Tout va crescendo, tandis que les marchés expriment ouvertement leurs inquiétudes. A la suite de son entretien avec Michel Barnier lundi dernier, Marine Le Pen avait déclaré que ses députés n'hésiteraient pas à voter la censure si le budget restait « en l'état ». Mardi soir, sur TF1, Michel Barnier avait réalisé une toute petite ouverture en déclarant qu'il allait voir s'il était possible d'en faire un peu plus sur le prix de l'électricité, sans prendre d'engagement ferme. Il s'est finalement dévoilé ce jeudi. « Michel Barnier avance lentement », glisse un conseiller, pour qui les négociations sont loin d'être terminées avec le RN.

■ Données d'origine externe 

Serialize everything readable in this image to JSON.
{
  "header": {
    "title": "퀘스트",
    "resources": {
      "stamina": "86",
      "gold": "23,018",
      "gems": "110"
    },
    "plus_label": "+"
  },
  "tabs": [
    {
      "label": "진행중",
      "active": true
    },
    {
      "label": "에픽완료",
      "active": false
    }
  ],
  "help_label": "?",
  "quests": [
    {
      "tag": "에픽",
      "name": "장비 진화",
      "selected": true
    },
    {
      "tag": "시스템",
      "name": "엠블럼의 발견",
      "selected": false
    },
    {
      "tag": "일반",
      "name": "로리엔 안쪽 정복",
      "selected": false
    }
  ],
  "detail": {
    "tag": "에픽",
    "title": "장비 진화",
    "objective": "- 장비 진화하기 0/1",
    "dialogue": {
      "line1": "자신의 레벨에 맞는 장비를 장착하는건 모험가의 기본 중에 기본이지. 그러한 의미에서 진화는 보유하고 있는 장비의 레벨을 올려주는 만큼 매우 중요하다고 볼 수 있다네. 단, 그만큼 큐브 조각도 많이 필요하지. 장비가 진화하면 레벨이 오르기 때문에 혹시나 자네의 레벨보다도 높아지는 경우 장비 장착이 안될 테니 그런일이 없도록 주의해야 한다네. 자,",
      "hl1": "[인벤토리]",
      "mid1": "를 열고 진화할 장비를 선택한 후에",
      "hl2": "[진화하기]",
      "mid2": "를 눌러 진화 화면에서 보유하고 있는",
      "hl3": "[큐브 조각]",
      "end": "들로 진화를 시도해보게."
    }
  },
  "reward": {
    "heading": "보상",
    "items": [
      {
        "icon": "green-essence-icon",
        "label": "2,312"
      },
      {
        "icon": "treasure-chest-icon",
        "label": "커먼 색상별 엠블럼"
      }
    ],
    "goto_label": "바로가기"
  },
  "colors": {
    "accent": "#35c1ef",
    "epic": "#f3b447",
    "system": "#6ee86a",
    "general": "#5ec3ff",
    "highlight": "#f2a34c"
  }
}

« D'autres lignes rouges demeurent », dit Bardella
« Chacun prendra ses responsabilités. Je prends les miennes et ensuite chacun devra prendre les siennes », a lâché le Premier ministre lors du salon des PME, où il était en visite. Le RN a pris acte, avec satisfaction, de l'avancée de Michel Barnier. Quelques minutes avant l'annonce, le parti à la flamme avait dressé une longue liste de courses pour qu'il ne vote pas la censure, allant des prix de l'électricité au déremboursement des médicaments en passant par l'indexation des retraites. Il a obtenu gain de cause sur l'électricité, mais ne donne pas pour autant quitus à Michel Barnier. La censure reste donc possible.
Si Michel Barnier fait, dans « Le Figaro », quelques avancées sur l'aide médicale d'Etat (AME), dont il promet de réduire le panier de soins, ou la proportionnelle (certes avec prudence), il ne dit mot sur une autre demande forte, et historique, du RN : la baisse de la contribution de la France au budget de l'Union européenne. Impossible, évidemment, d'y répondre favorablement pour le Premier ministre.
Plus que jamais, le RN maintient la pression et l'incertitude sur son vote. « Nous ne pouvons en rester là. D'autres lignes rouges demeurent », a déclaré sur X Jordan Bardella, le président du parti, avant d'afficher de nouvelles demandes. « Le RN est un parti versatile », rappelle un parlementaire, qui cite l'exemple de la loi immigration l'année dernière. A la dernière minute, après avoir pourtant annoncé qu'il s'abstiendrait, le RN avait finalement décidé de voter en faveur de la loi, ce qui avait mis le gouvernement dans l'embarras
Surtout, le président du RN donne « quelques jours » au Premier ministre pour accéder à ses demandes, laissant entendre que c'est tout ou rien sur ses revendications. « Les négociations vont continuer jusqu'à la veille du débat sur la motion de censure », estime-t-on dans un ministère. « Le gouvernement a trois jours pour revoir sa copie et présenter un budget de la Sécurité sociale 2025 sans hausse de charges pour les entreprises et sans déremboursement des médicaments », a estimé la députée RN Laure Lavalette. Comme si Michel Barnier avait un pistolet sur la tempe.